En la librería La Central de Madrid tienen una sección dedicada al teatro. Sus anaqueles ocupan más espacio del que ocupa este género en otras librerías que suelo frecuentar. La explicación es sencilla y en breve la aclararé. En otras librerías apenas tienen dos o tres estantes donde meten las obras teatrales publicadas. No es culpa de ellos, de los responsables de la librería. La cuestión es que en España se publican muy pocos textos de este tipo. En La Central a veces me detengo en esa sección, y escudriño los títulos y los autores. Siempre me quedo con ganas de comprar las obras de los dramaturgos extranjeros. Se me hace la boca agua leyendo los nombres de los autores teatrales: Sam Shepard, Tom Stoppard, Edward Albee, Neil Simon, Eugene O’Neill, Patrick Marber, Anthony Shaffer, David Mamet. Pero hay un inconveniente. Están en inglés. Y, aunque podría intentarlo, podría intentar leer algunas de esas obras, me temo que no sería capaz de descifrar los habituales juegos de palabras que suelen aparecer en sus páginas, dados mis pobres recursos en ese idioma. La primera vez que pisé ese rincón de La Central no daba crédito. Un montón de libros de teatro. Un pequeño paraíso. Fue luego, al acercarme y leer los lomos de los mismos, cuando caí en la cuenta. Que la sección era amplia obedecía a que casi todas las obras estaban en otros idiomas, en cualquier idioma menos en castellano.

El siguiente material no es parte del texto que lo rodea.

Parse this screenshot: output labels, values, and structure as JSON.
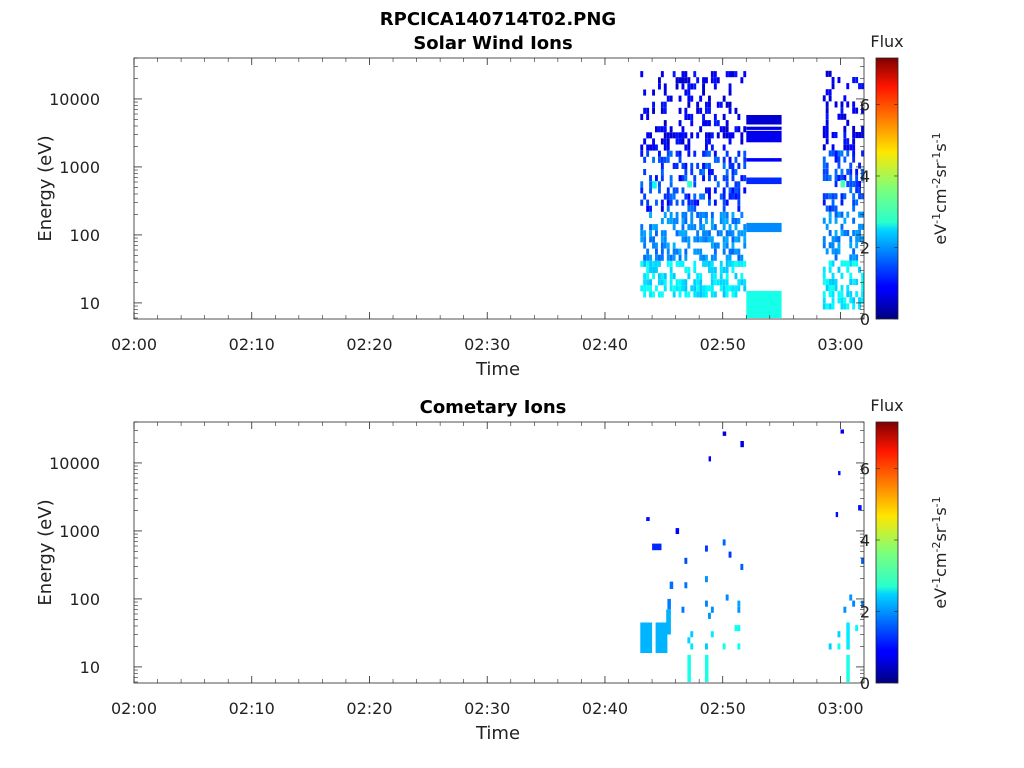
{
  "figure_title": "RPCICA140714T02.PNG",
  "chart_data": [
    {
      "type": "heatmap",
      "title": "Solar Wind Ions",
      "xlabel": "Time",
      "ylabel": "Energy (eV)",
      "x_ticks": [
        "02:00",
        "02:10",
        "02:20",
        "02:30",
        "02:40",
        "02:50",
        "03:00"
      ],
      "xlim": [
        "02:00",
        "03:02"
      ],
      "y_scale": "log",
      "y_ticks": [
        10,
        100,
        1000,
        10000
      ],
      "y_tick_labels": [
        "10",
        "100",
        "1000",
        "10000"
      ],
      "ylim": [
        5.8,
        40000
      ],
      "colorbar": {
        "label": "Flux",
        "unit_parts": [
          "eV",
          "-1",
          "cm",
          "-2",
          "sr",
          "-1",
          "s",
          "-1"
        ],
        "range": [
          0,
          7.3
        ],
        "ticks": [
          0,
          2,
          4,
          6
        ],
        "tick_labels": [
          "0",
          "2",
          "4",
          "6"
        ],
        "colormap": "jet"
      },
      "cells": [
        {
          "t0": "02:52",
          "t1": "02:55",
          "e0": 6,
          "e1": 15,
          "v": 2.9
        },
        {
          "t0": "02:52",
          "t1": "02:55",
          "e0": 110,
          "e1": 150,
          "v": 1.9
        },
        {
          "t0": "02:52",
          "t1": "02:55",
          "e0": 560,
          "e1": 700,
          "v": 1.2
        },
        {
          "t0": "02:52",
          "t1": "02:55",
          "e0": 1200,
          "e1": 1350,
          "v": 0.9
        },
        {
          "t0": "02:52",
          "t1": "02:55",
          "e0": 2300,
          "e1": 3400,
          "v": 0.8
        },
        {
          "t0": "02:52",
          "t1": "02:55",
          "e0": 4200,
          "e1": 5800,
          "v": 0.6
        },
        {
          "t0": "02:52",
          "t1": "02:55",
          "e0": 3500,
          "e1": 3900,
          "v": 0.7
        },
        {
          "t0": "02:44",
          "t1": "02:44.4",
          "e0": 480,
          "e1": 620,
          "v": 2.8
        },
        {
          "t0": "02:47",
          "t1": "02:47.4",
          "e0": 500,
          "e1": 620,
          "v": 3.1
        },
        {
          "t0": "03:00",
          "t1": "03:00.4",
          "e0": 500,
          "e1": 640,
          "v": 3.2
        }
      ],
      "scatter_blocks": [
        {
          "t0": "02:43",
          "t1": "02:52",
          "e_lo": 12,
          "e_hi": 25000,
          "density": "high"
        },
        {
          "t0": "02:58.5",
          "t1": "03:02",
          "e_lo": 8,
          "e_hi": 25000,
          "density": "high"
        }
      ]
    },
    {
      "type": "heatmap",
      "title": "Cometary Ions",
      "xlabel": "Time",
      "ylabel": "Energy (eV)",
      "x_ticks": [
        "02:00",
        "02:10",
        "02:20",
        "02:30",
        "02:40",
        "02:50",
        "03:00"
      ],
      "xlim": [
        "02:00",
        "03:02"
      ],
      "y_scale": "log",
      "y_ticks": [
        10,
        100,
        1000,
        10000
      ],
      "y_tick_labels": [
        "10",
        "100",
        "1000",
        "10000"
      ],
      "ylim": [
        5.8,
        40000
      ],
      "colorbar": {
        "label": "Flux",
        "unit_parts": [
          "eV",
          "-1",
          "cm",
          "-2",
          "sr",
          "-1",
          "s",
          "-1"
        ],
        "range": [
          0,
          7.3
        ],
        "ticks": [
          0,
          2,
          4,
          6
        ],
        "tick_labels": [
          "0",
          "2",
          "4",
          "6"
        ],
        "colormap": "jet"
      },
      "cells": [
        {
          "t0": "02:43",
          "t1": "02:44",
          "e0": 16,
          "e1": 45,
          "v": 2.2
        },
        {
          "t0": "02:44.3",
          "t1": "02:45.3",
          "e0": 16,
          "e1": 45,
          "v": 2.2
        },
        {
          "t0": "02:44",
          "t1": "02:44.8",
          "e0": 520,
          "e1": 650,
          "v": 1.2
        },
        {
          "t0": "02:43.5",
          "t1": "02:43.8",
          "e0": 1400,
          "e1": 1600,
          "v": 1.0
        },
        {
          "t0": "02:45.2",
          "t1": "02:45.6",
          "e0": 30,
          "e1": 70,
          "v": 2.2
        },
        {
          "t0": "02:45.3",
          "t1": "02:45.6",
          "e0": 70,
          "e1": 100,
          "v": 1.8
        },
        {
          "t0": "02:45.5",
          "t1": "02:45.8",
          "e0": 140,
          "e1": 180,
          "v": 1.7
        },
        {
          "t0": "02:46",
          "t1": "02:46.3",
          "e0": 900,
          "e1": 1100,
          "v": 0.9
        },
        {
          "t0": "02:47",
          "t1": "02:47.3",
          "e0": 6,
          "e1": 15,
          "v": 2.9
        },
        {
          "t0": "02:48.5",
          "t1": "02:48.8",
          "e0": 6,
          "e1": 15,
          "v": 2.9
        },
        {
          "t0": "02:50",
          "t1": "02:50.3",
          "e0": 25000,
          "e1": 29000,
          "v": 0.8
        },
        {
          "t0": "02:51.5",
          "t1": "02:51.8",
          "e0": 17000,
          "e1": 21000,
          "v": 0.7
        },
        {
          "t0": "02:48.8",
          "t1": "02:49",
          "e0": 10500,
          "e1": 12500,
          "v": 0.8
        },
        {
          "t0": "03:00",
          "t1": "03:00.3",
          "e0": 27000,
          "e1": 31000,
          "v": 0.8
        },
        {
          "t0": "02:59.8",
          "t1": "03:00",
          "e0": 6600,
          "e1": 7600,
          "v": 1.0
        },
        {
          "t0": "03:00.5",
          "t1": "03:00.8",
          "e0": 6,
          "e1": 15,
          "v": 2.9
        },
        {
          "t0": "03:00.5",
          "t1": "03:00.8",
          "e0": 18,
          "e1": 45,
          "v": 2.6
        },
        {
          "t0": "03:01.5",
          "t1": "03:01.8",
          "e0": 2000,
          "e1": 2400,
          "v": 1.0
        },
        {
          "t0": "02:59.6",
          "t1": "02:59.8",
          "e0": 1600,
          "e1": 1900,
          "v": 1.0
        }
      ],
      "scatter_blocks": [
        {
          "t0": "02:46.5",
          "t1": "02:52",
          "e_lo": 18,
          "e_hi": 700,
          "density": "low"
        },
        {
          "t0": "02:58.5",
          "t1": "03:02",
          "e_lo": 18,
          "e_hi": 700,
          "density": "low"
        }
      ]
    }
  ]
}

Aquí se publican pocos textos teatrales traducidos. No sé si es porque la gente no quiere leer obras de teatro, y prefiere ir a ver la representación (el teatro funciona bien en Madrid), o porque las editoriales no quieren arriesgarse. Cuando se publica, nos ofrecen siempre los mismos nombres: William Shakespeare, Henrik Ibsen, Tennessee Williams, Oscar Wilde, Harold Pinter porque ganó el Premio Nobel, y poco más. El resto de autores, como si no existiera. Suerte que hay algunas traducciones (y análisis) fabulosas en Cátedra, que nos ha servido varias obras de Eugene O’Neill, entre ellas la inolvidable “Aquí está el vendedor de hielo”; de Edward Albee, de quien acabo de leer “¿Quién teme a Virginia Woolf?”; o de David Mamet, de quien recomiendo un volumen que agrupa “Casa de juegos” y “Glengarry Glen Ross”. Cátedra ha publicado no hace mucho un mamotreto que recoge toda la obra de Bertolt Brecht. Pero lo que uno quisiera es aventurarse en obras de dramaturgos más modernos, esos que triunfan en Estados Unidos o Inglaterra y que aquí apenas percibimos. Y vuelvo a citar a Shepard, a Stoppard, a Mamet, a Marber. De Marber me gustaría leer “Closer”, que he visto en cine y en los escenarios madrileños. De Stoppard ya me gustaría adentrarme en “Rosencrantz y Guildenstern han muerto”. Por poner un par de ejemplos. A veces, sí, insisto, algunas editoriales nos deparan sorpresas. En otras ocasiones cojo uno de esos ejemplares y veo que está en español, y luego descubro que es importado de Latinoamérica, y la traducción tendrá giros que no reconoceré y jerga a la que me costará acostumbrarme. Como me ha pasado con “Valparaíso”, de Don DeLillo, o con “La invención del amor”, de Stoppard. No las compré por la traducción.
Quizá haya pocos lectores de textos teatrales. Yo compré hace tiempo unos cuantos de estos libros. Cuando he leído demasiadas novelas procuro desengrasar los ojos con una obra de teatro. Algo clásico, algo vanguardista, algo contemporáneo. Lo que sea. El caso es disfrutar. Disfrutar y divertirse y aprender con “Esperando a Godot”, con “Muerte de un viajante”, con “Aquí está el vendedor de hielo”, con “Glengarry Glen Ross”. Disfrutar de lo lindo con sus diálogos y planteamientos.